After we were able to evaluate books and to have some definite idea of which were good and which poor, the question arose: Should we have books with manifestly weak values in the library as a concession to some children who might not read the better books, or by having them do we harm most those very children to whom we have conceded them? The gradual solution of this problem seems to me to be one of the greatest services which a library can render its children. A safe answer seems to be: No books weak in social ideals should be furnished, provided we do not lose reading children by their elimination. If such books are the best a child will read, and we take them away, causing him to lose interest in reading, he is apt to come under even less favorable influences.

Another problem which arose was that the cumulative experience of librarians working with children showed that many books, weak in social viewpoint, lead only to others of their kind, and that such books are the ones read largely by those children which are most occasional and spasmodic in their reading. Here was a determining point in the establishment of standards of reading, for it brought us face to face with the question: Shall we consider this situation our fault since we supply such books to children who need something better vastly more than do children in happier circumstances, or shall we merely justify our selection by maintaining that those children will under no circumstances read a higher grade of books?
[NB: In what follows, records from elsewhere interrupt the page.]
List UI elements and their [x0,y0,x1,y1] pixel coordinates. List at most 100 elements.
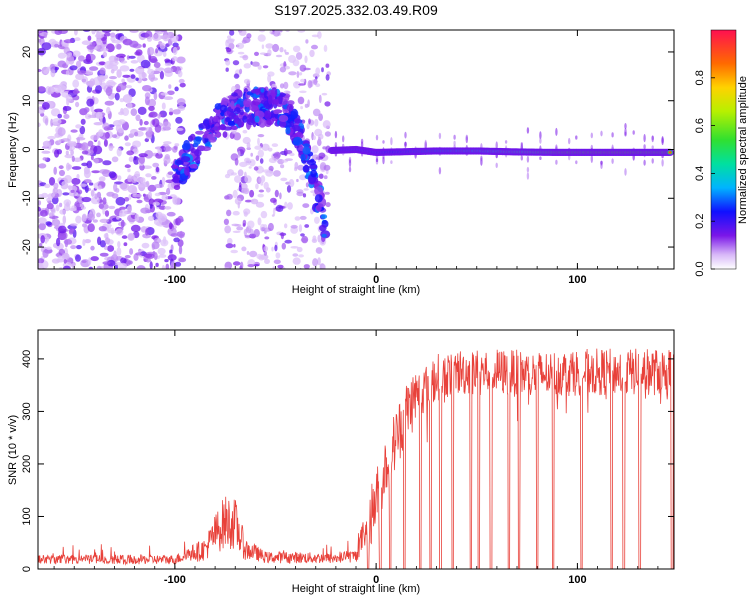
y-tick-label: -20 [21,239,33,255]
spectrogram-cell [103,126,111,131]
spectrogram-cell [173,184,181,190]
spectrogram-cell [98,61,106,66]
spectrogram-cell [115,124,122,133]
spectrogram-cell [128,156,134,162]
spectrogram-cell [103,139,108,147]
spectrogram-cell [404,131,407,139]
spectrogram-cell [143,120,149,126]
spectrogram-cell [42,142,50,148]
spectrogram-cell [77,70,87,74]
spectrogram-cell [152,162,160,168]
spectrogram-cell [272,98,280,105]
spectrogram-cell [279,30,283,33]
spectrogram-cell [318,94,322,104]
spectrogram-cell [272,30,281,37]
spectrogram-cell [219,104,227,113]
spectrogram-cell [231,223,239,227]
spectrogram-cell [93,30,101,33]
spectrogram-cell [38,38,42,43]
spectrogram-cell [93,145,103,155]
spectrogram-cell [304,55,308,64]
spectrogram-cell [53,166,57,175]
spectrogram-cell [114,92,120,101]
spectrogram-cell [178,245,183,255]
spectrogram-cell [211,126,222,131]
spectrogram-cell [115,196,126,206]
spectrogram-cell [81,196,92,203]
spectrogram-cell [241,39,247,44]
spectrogram-cell [116,43,122,50]
spectrogram-cell [59,169,65,177]
spectrogram-cell [63,114,70,119]
spectrogram-cell [242,115,248,123]
spectrogram-cell [178,257,187,263]
spectrogram-cell [260,181,264,186]
spectrogram-cell [175,116,183,124]
spectrogram-cell [438,132,442,140]
spectrogram-cell [480,155,483,162]
spectrogram-cell [70,149,74,156]
spectrogram-cell [38,262,44,269]
spectrogram-cell [232,230,241,233]
spectrogram-cell [287,100,295,106]
spectrogram-cell [164,62,172,67]
spectrogram-cell [152,201,160,206]
spectrogram-cell [306,123,310,130]
spectrogram-cell [38,68,42,73]
spectrogram-cell [132,140,142,148]
spectrogram-cell [198,122,209,129]
spectrogram-cell [100,47,109,52]
spectrogram-cell [83,107,90,113]
colorbar-tick-label: 0.8 [694,70,706,85]
spectrogram-cell [45,236,50,242]
spectrogram-cell [155,166,160,173]
spectrogram-cell [125,85,132,89]
spectrogram-cell [390,137,393,146]
spectrogram-cell [324,191,330,195]
spectrogram-cell [107,81,117,86]
spectrogram-cell [76,60,82,68]
spectrogram-cell [284,201,288,209]
spectrogram-cell [161,102,166,110]
spectrogram-cell [145,258,152,263]
spectrogram-cell [280,164,285,169]
spectrogram-cell [590,154,593,163]
spectrogram-cell [119,206,127,210]
spectrogram-cell [50,108,61,117]
spectrogram-cell [138,153,148,158]
spectrogram-cell [258,189,265,193]
spectrogram-cell [142,43,146,48]
spectrogram-cell [120,219,125,228]
spectrogram-cell [99,240,106,248]
spectrogram-cell [99,218,109,223]
spectrogram-cell [232,60,240,66]
spectrogram-cell [225,243,234,249]
spectrogram-cell [539,137,542,144]
spectrogram-cell [98,129,104,137]
spectrogram-cell [278,95,283,105]
spectrogram-cell [233,132,242,141]
spectrogram-cell [133,156,140,165]
spectrogram-cell [257,149,264,158]
spectrogram-cell [325,202,331,208]
spectrogram-cell [257,34,266,42]
spectrogram-cell [149,261,153,269]
spectrogram-cell [89,66,99,71]
spectrogram-cell [575,160,578,165]
spectrogram-cell [271,214,275,217]
spectrogram-cell [158,205,166,210]
spectrogram-cell [137,106,147,115]
spectrogram-cell [126,55,130,60]
spectrogram-cell [106,223,112,228]
spectrogram-cell [162,121,171,130]
spectrogram-cell [104,100,115,106]
spectrogram-cell [238,185,242,192]
spectrogram-cell [600,160,603,166]
spectrogram-cell [141,71,146,78]
spectrogram-cell [315,67,321,75]
spectrogram-cell [155,67,165,72]
spectrogram-cell [87,140,94,147]
spectrogram-cell [568,137,571,145]
spectrogram-cell [275,252,281,259]
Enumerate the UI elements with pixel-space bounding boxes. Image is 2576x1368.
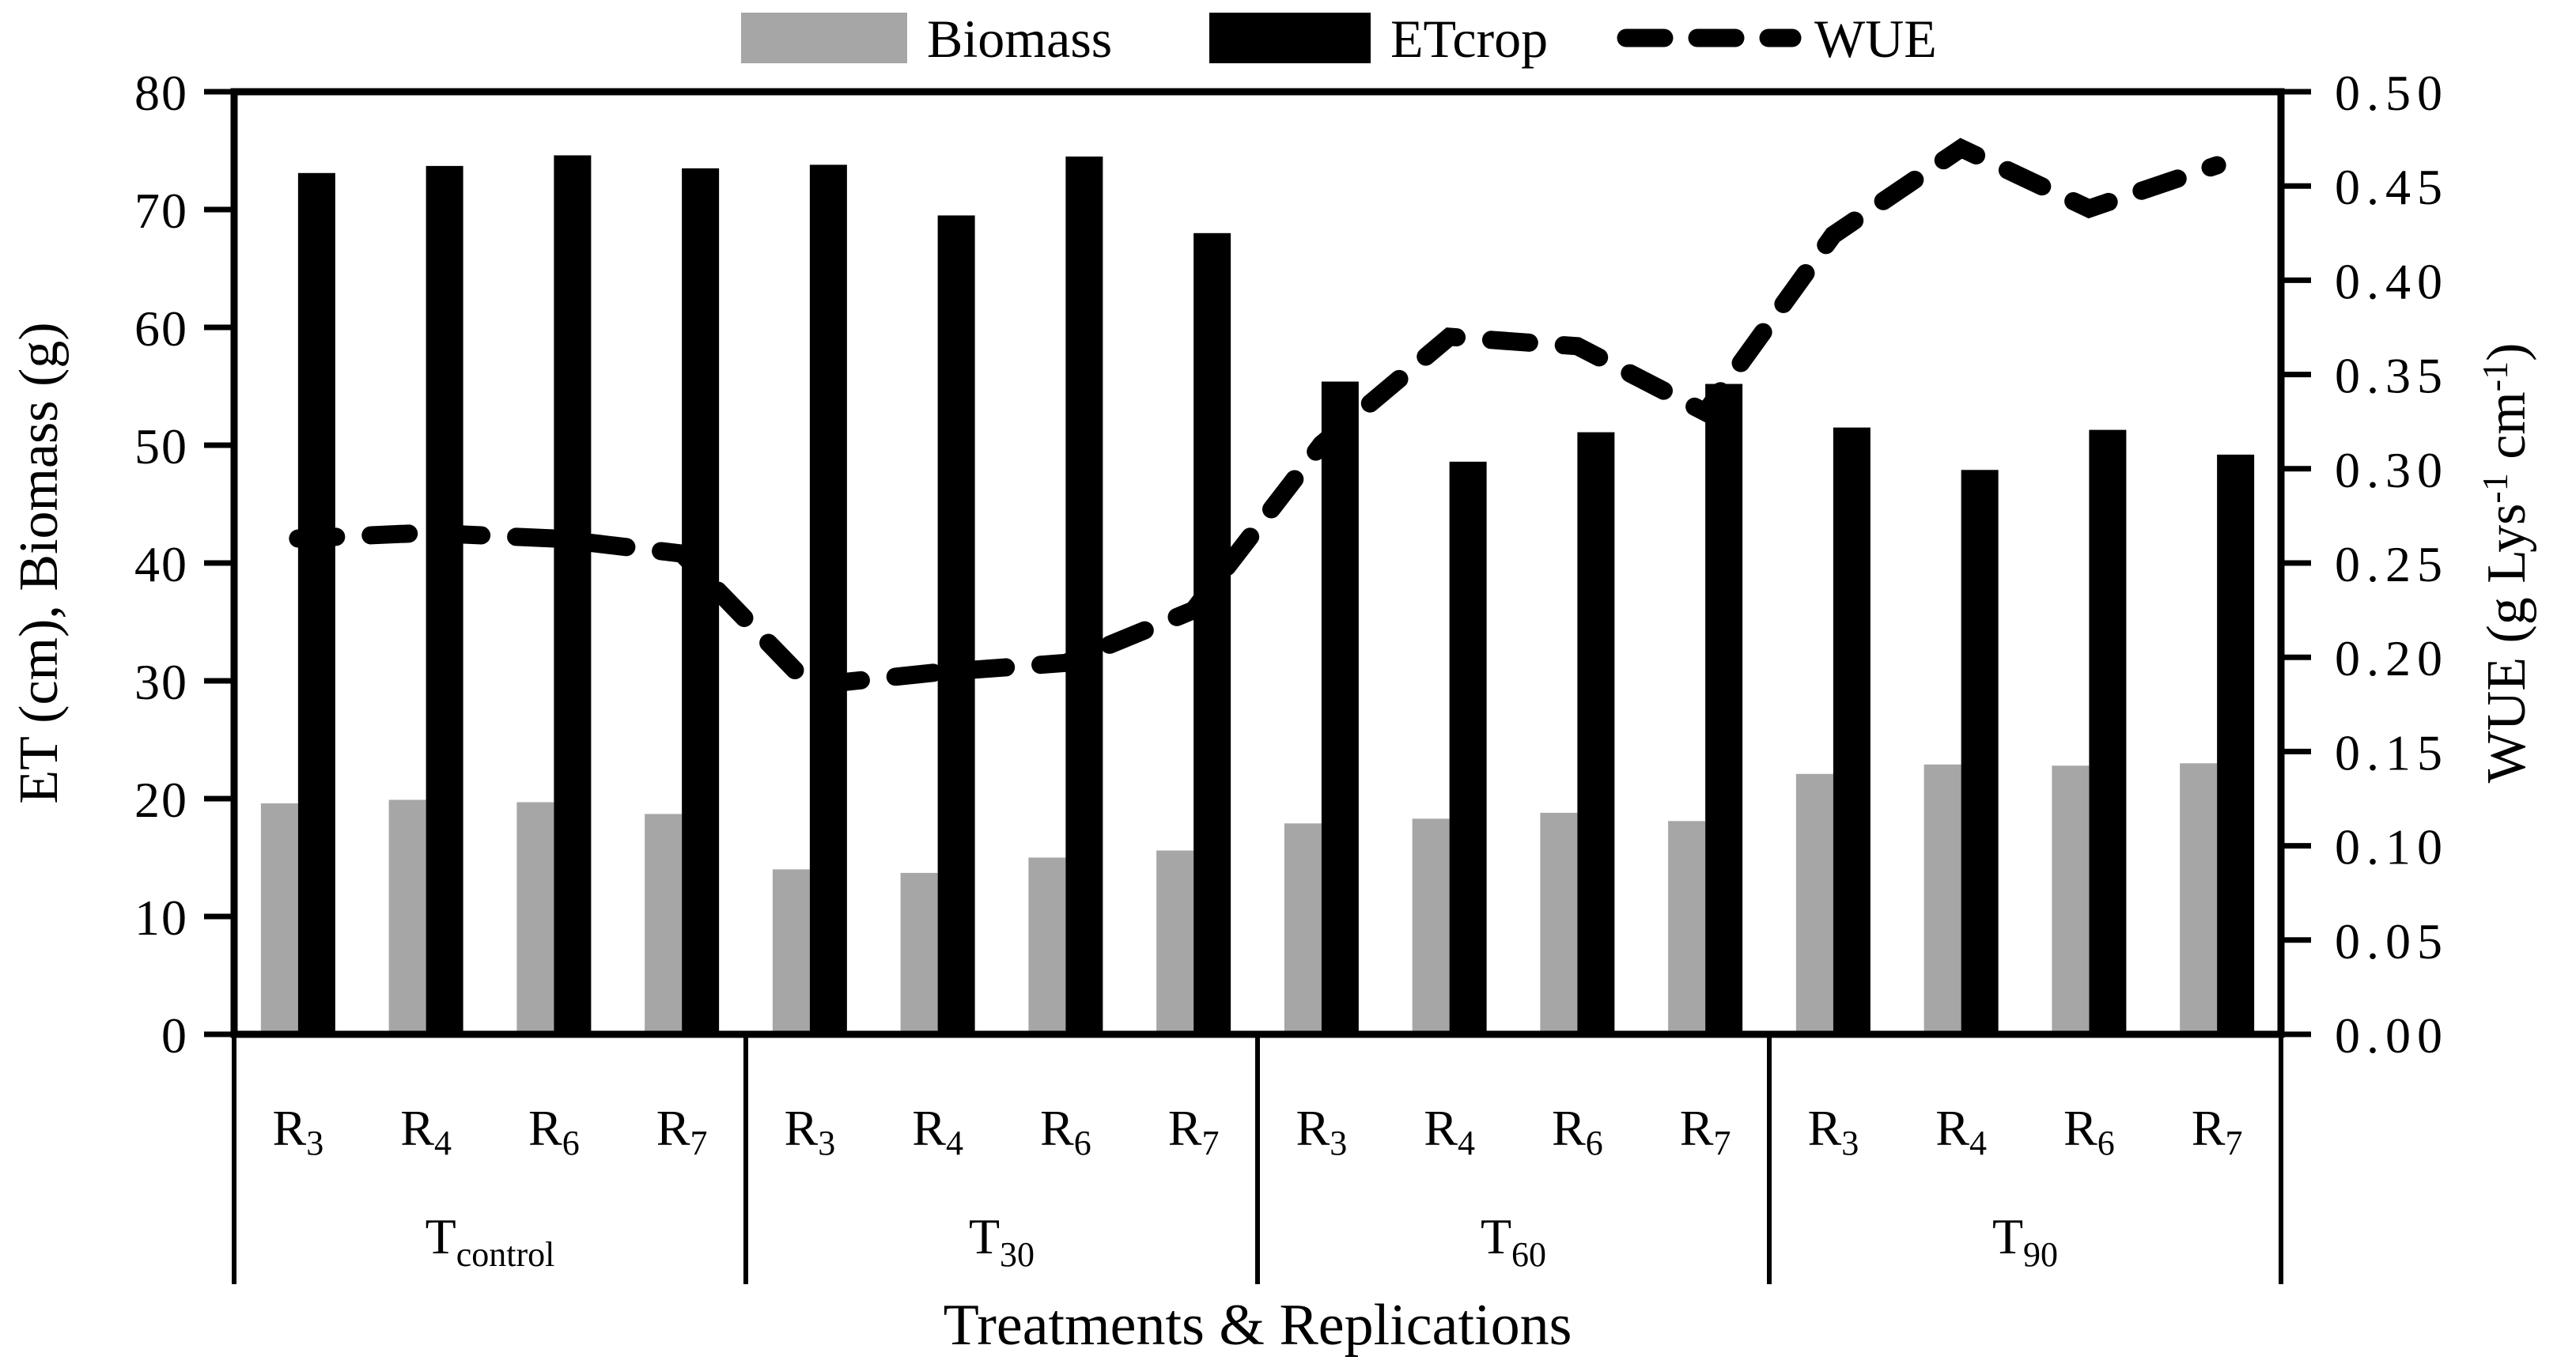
category-labels-layer: R3 R4 R6 R7 Tcontrol R3 R4 R6 R7 T30 R3 R4 R6 R7 T60 R3… [273,1100,2243,1274]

However, observation showed that other books were read also by children with social limitations; books which, although apparently no better, lead to a better type of reading, and this prompted the policy of the removal of books which had little apparent influence in developing a good reading taste. This was done, however, with the definite intention that an increasingly better standard of reading must mean that no children cease using the library, an end only made possible by a knowledge of the value of the individual book to the individual child.

Now let us see what changes have been evolved in the book collections in the department under consideration:

At first the proportion of books of the doubtful class to those which were standard was considered, and it was seen that this preponderance of the doubtful class should be decreased in order that a child's chances for eventually reading the best might be improved. It is obvious that the reading for the younger children should be the more carefully safeguarded, and this was the first point of attack. As a result, two types of books were eliminated:

1. All series for young children, such as Dotty Dimples and Little Colonels.

2. Books for young children dealing with animal life which have neither humane nor scientific value, such as Pierson and Wesselhoeft.

Also stories of child life for young children were restricted to those which were more natural and possible, and on the other hand, stories read by older girls in which adults were made the beneficiaries of a surprisingly wise child hero, such as the Plympton books, were eliminated.

The successful elimination of these books, together with the study of the children's reading as a whole, suggested later, that other books could be eliminated or restricted without loss of readers. In the course of time, the following results were accomplished:

1. The restriction of the stories of the successful poor boy to those within the range of possibility, as are the Otis books, largely.